The Difference Between The Cheapest And Most Expensive Kirkland Whisky

One of the most recognizable brands in America is Kirkland, which is sold at mega-retailer Costco. They produce everything from animal crackers to dishwasher pods to batteries, all of which can be had at a low cost compared to other grocery stores since it's sold in bulk (via Kiplinger). 

But perhaps one Kirkland-branded option carried by Costco that you didn't know about is their selection of liquor and hard alcohol. From Kirkland-branded tequila to vodka to spiced rum, they offer a wide variety of boozy products (via Eater). Naturally, they're all a bit cheaper than the name brands that you might be familiar with, such as Captain Morgan's or Tanqueray. But sometimes, you don't need the fancy stuff. Kirkland-branded alcohols are perfect if you're having a party and need to whip up some drinks for a crowd. All you need is a Costco membership card and a few twenties and you'll be all set for a lively night.

The difference between the cheap and expensive whiskey is due to its age

The cheapest Kirkland-brand whiskey available at Costco is the Costco Kirkland Signature Blended Scotch Whisky which can be had for $22.99 for a 1.75-liter bottle (via 20 Something Finance). The Costco tasting notes say that this whiskey has a "slightly sweet, malty taste, which gives way to a long, gently warming finish." 

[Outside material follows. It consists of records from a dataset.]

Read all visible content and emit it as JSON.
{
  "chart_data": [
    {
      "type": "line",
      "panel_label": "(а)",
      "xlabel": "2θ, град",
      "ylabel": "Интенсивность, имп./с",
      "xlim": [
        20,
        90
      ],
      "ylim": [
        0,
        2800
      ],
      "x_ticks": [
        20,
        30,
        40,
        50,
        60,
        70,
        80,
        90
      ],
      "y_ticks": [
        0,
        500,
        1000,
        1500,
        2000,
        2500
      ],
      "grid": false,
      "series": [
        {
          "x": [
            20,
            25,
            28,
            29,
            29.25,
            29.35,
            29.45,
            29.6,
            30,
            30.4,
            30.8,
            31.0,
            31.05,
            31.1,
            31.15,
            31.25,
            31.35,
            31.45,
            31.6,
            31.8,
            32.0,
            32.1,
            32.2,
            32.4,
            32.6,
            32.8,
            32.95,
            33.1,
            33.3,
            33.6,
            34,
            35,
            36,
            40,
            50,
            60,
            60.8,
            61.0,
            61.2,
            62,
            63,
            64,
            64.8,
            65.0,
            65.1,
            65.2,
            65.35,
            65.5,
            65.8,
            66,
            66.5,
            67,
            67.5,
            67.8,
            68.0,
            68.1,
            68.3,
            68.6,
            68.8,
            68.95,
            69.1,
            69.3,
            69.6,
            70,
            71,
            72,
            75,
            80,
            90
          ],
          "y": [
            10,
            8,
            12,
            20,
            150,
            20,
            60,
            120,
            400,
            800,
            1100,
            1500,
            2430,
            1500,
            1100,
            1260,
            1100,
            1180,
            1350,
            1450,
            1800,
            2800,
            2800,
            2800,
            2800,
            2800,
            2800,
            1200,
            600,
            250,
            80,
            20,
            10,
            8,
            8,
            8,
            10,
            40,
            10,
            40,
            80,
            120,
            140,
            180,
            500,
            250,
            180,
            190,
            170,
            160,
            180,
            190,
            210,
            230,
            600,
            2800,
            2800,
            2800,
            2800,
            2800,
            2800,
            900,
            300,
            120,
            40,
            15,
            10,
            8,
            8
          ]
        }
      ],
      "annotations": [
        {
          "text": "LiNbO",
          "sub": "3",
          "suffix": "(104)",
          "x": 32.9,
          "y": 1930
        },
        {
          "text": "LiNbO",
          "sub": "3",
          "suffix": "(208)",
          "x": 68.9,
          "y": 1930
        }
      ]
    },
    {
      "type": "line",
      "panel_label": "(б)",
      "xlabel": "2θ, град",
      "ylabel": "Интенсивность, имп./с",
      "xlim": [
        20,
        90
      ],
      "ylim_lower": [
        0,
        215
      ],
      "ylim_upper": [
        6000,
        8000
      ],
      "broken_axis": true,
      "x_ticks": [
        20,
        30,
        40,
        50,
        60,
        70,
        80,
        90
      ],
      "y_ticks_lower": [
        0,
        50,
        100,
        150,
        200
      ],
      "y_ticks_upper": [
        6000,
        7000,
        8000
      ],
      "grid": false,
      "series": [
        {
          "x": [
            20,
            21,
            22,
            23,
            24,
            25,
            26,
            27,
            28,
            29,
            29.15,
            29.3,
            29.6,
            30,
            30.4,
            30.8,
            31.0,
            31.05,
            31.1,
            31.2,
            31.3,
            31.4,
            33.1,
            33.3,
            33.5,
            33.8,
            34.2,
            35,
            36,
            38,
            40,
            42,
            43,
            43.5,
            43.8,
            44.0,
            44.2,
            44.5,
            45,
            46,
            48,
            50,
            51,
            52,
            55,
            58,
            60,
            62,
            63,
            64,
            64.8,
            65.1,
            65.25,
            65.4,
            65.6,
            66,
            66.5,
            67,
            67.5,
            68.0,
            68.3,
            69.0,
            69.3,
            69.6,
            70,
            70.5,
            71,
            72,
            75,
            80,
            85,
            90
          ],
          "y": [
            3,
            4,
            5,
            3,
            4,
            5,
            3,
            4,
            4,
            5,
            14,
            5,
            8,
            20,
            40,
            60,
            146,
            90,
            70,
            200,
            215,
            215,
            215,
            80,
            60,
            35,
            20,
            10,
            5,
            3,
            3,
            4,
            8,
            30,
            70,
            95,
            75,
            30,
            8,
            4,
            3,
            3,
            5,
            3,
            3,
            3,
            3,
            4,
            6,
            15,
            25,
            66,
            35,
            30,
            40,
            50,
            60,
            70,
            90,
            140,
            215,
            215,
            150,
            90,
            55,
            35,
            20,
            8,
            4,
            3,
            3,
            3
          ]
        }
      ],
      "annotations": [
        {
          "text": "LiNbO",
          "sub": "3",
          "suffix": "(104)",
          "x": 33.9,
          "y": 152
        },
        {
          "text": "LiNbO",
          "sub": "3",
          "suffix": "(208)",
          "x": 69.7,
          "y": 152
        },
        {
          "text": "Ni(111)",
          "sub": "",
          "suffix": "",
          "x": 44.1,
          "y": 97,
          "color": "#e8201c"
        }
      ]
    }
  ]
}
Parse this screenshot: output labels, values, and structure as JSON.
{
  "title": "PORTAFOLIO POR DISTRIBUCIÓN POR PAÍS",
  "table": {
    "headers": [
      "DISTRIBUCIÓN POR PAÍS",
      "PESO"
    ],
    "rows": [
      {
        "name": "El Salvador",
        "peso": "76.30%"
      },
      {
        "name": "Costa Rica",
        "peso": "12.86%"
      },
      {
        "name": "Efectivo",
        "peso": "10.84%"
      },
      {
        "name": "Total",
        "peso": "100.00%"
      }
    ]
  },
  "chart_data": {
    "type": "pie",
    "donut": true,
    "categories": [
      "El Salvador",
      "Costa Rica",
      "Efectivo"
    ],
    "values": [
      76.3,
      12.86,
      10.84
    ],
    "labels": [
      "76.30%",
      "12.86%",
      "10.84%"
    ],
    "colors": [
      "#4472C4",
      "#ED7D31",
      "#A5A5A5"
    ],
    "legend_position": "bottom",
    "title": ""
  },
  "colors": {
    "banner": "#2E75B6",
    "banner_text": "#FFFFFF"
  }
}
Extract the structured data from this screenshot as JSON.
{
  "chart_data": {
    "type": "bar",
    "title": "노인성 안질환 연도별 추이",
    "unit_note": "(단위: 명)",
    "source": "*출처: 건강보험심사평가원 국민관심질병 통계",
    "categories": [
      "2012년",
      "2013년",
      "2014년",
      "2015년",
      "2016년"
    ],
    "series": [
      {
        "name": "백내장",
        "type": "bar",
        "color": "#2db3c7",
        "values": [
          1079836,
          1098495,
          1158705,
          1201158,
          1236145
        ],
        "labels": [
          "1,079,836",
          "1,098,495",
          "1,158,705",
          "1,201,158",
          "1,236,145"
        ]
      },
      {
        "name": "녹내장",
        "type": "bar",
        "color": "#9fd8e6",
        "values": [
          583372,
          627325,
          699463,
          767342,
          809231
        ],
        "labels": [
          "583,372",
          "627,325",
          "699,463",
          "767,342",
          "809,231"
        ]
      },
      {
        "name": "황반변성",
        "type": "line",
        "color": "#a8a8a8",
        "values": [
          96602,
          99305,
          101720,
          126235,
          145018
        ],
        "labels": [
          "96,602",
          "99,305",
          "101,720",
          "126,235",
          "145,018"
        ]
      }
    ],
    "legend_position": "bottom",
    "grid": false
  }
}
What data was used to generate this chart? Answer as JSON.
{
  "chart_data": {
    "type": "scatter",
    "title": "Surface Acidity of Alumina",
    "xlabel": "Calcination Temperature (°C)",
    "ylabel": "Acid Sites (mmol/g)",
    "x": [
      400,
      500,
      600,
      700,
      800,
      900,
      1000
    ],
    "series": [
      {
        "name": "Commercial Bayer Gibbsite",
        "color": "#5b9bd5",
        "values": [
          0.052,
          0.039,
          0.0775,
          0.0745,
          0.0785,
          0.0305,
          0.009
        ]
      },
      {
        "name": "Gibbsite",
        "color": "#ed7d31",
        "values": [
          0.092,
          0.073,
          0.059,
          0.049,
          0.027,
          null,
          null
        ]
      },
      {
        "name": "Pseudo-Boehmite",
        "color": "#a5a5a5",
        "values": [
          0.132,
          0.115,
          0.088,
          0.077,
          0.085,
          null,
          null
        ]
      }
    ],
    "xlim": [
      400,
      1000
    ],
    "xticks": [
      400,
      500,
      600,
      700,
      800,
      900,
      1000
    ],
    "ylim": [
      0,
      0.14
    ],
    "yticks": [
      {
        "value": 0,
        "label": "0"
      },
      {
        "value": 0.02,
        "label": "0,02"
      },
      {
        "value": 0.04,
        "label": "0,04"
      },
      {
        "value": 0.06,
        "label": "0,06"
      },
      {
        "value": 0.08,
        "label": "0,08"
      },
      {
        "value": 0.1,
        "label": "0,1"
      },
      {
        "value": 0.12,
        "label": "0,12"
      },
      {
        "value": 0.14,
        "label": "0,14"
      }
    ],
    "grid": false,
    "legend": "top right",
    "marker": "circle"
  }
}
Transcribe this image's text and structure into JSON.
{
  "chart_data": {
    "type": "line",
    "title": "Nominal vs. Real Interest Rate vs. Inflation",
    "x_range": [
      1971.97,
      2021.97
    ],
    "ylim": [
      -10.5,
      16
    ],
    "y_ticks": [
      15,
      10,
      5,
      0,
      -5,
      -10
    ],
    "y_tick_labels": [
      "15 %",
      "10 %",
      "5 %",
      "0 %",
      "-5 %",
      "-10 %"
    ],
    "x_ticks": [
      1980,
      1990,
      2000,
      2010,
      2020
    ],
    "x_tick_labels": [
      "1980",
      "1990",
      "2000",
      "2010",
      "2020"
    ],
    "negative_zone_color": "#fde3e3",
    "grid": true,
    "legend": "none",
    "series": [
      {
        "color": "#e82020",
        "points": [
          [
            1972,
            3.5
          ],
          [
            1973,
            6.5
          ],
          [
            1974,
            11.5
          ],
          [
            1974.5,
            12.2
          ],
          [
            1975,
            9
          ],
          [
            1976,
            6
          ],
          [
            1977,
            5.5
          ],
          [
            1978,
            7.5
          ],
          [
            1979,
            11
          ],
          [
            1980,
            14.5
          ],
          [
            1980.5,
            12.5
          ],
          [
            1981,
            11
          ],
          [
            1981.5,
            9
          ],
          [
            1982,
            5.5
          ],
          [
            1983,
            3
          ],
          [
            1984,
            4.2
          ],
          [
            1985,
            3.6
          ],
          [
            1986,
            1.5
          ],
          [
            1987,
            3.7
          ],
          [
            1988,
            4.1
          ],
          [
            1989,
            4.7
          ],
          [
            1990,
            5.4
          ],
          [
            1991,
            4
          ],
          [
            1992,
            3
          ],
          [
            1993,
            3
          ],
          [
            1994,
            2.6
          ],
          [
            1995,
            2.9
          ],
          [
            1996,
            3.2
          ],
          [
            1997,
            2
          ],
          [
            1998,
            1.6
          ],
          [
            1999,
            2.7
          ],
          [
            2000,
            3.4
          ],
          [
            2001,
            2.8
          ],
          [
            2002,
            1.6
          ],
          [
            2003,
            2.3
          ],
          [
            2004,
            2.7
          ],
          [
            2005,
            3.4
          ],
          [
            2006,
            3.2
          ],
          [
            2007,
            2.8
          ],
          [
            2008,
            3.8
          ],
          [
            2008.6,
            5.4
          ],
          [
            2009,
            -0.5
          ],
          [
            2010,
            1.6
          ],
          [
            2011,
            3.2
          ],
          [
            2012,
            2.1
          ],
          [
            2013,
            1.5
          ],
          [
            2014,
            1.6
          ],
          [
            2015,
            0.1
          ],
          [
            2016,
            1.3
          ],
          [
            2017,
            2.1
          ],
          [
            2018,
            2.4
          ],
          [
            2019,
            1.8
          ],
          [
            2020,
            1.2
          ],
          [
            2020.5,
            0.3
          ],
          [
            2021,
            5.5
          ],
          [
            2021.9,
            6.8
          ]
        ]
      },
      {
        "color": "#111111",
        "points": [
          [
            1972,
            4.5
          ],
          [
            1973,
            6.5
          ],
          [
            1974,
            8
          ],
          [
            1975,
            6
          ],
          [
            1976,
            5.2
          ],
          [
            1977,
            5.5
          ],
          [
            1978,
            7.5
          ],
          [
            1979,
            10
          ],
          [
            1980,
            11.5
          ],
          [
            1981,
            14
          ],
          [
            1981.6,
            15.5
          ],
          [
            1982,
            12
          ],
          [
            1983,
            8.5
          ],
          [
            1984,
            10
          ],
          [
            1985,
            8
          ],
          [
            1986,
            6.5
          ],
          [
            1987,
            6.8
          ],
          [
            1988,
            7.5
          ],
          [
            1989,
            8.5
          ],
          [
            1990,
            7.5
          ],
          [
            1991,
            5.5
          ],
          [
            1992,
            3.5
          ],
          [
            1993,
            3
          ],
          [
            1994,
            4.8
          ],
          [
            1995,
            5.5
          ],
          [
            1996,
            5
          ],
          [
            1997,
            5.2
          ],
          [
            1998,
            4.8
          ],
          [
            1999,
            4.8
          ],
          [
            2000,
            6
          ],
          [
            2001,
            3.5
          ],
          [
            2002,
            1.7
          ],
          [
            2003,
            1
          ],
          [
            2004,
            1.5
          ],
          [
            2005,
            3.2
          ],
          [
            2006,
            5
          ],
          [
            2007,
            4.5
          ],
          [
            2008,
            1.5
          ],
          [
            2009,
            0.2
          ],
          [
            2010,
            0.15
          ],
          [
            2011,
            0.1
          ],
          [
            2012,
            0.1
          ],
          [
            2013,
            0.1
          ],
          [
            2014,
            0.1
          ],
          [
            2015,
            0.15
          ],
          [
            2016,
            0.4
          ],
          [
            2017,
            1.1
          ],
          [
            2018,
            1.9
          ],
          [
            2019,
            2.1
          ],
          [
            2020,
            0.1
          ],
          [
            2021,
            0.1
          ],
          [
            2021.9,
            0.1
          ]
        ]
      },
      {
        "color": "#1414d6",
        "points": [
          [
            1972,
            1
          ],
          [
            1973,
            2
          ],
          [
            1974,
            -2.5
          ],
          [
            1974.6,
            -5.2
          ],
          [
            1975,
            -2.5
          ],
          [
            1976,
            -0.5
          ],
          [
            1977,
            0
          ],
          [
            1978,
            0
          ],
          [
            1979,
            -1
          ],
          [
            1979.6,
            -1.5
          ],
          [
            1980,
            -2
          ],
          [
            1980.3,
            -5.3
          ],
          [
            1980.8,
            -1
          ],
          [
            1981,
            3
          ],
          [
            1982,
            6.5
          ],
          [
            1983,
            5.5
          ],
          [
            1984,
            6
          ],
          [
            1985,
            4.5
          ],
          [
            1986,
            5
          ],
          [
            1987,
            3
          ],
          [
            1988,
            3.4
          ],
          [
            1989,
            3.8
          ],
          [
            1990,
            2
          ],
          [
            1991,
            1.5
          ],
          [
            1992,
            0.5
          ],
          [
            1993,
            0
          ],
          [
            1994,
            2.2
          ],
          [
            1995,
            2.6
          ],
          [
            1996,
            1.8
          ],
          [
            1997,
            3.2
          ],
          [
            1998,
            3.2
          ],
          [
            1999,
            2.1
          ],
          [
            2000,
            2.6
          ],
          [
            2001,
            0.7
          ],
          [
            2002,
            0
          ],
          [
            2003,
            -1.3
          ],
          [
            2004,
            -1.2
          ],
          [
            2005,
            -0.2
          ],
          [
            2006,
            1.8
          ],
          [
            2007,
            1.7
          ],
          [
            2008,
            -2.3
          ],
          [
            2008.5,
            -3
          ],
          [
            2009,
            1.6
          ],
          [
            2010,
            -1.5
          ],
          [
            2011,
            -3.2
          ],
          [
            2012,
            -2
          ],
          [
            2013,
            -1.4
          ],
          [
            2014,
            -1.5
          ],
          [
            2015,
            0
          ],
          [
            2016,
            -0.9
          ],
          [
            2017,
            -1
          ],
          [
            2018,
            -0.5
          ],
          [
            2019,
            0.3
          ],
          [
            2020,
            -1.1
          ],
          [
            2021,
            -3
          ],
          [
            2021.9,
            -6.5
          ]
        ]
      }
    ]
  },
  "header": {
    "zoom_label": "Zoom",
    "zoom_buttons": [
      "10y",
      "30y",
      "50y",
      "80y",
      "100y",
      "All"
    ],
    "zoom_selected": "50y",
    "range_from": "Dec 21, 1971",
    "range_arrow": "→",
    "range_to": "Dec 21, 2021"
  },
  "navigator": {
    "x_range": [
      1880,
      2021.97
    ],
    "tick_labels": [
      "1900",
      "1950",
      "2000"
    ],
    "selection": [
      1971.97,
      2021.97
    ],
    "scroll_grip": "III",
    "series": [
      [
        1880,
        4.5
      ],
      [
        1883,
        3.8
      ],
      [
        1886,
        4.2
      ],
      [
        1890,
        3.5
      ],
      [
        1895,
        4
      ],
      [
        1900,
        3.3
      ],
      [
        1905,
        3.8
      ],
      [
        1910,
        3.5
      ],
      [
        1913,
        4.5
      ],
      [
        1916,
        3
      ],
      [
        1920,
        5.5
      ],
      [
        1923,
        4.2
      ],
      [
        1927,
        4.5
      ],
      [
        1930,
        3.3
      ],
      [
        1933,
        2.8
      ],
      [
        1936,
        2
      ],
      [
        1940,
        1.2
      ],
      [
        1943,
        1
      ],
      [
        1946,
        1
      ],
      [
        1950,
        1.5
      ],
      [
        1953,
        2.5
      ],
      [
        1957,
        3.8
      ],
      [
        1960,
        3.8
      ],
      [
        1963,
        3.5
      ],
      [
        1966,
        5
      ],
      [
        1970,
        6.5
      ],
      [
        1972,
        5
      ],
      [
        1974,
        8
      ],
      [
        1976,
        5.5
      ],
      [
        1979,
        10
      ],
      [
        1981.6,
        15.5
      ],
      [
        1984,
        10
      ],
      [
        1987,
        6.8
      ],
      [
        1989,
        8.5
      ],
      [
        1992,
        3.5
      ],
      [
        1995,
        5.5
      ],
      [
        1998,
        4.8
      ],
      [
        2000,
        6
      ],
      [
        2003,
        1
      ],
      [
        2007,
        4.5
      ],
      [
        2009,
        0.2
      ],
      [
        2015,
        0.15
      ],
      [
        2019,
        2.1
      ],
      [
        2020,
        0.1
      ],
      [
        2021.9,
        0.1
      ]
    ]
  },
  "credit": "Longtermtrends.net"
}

On the other side of the spectrum, you have the most expensive Kirkland branded whiskey — the Costco Kirkland Signature Blended Scotch Whisky — Aged 12 Years. This whiskey costs $52.99 per 1.75-liter bottle. The Costco tasting notes say that this one has "notes of caramel, spice, and smoky peat [which] prevail on the nose and palate before a long, smooth finish." 

Both of these spirits are 80 proof and are blended, as opposed to single malt. But the cheapest whiskey is only aged for six years and the most expensive one is aged for a dozen. What exactly does that mean? When hard alcohol is aged in wooden barrels, a longer period of time typically results in a smoother taste and less of that rubbing alcohol finish (via The Spruce Eats). So there you have it. The difference between the cheapest and the most expensive Kirkland whiskey? Six years.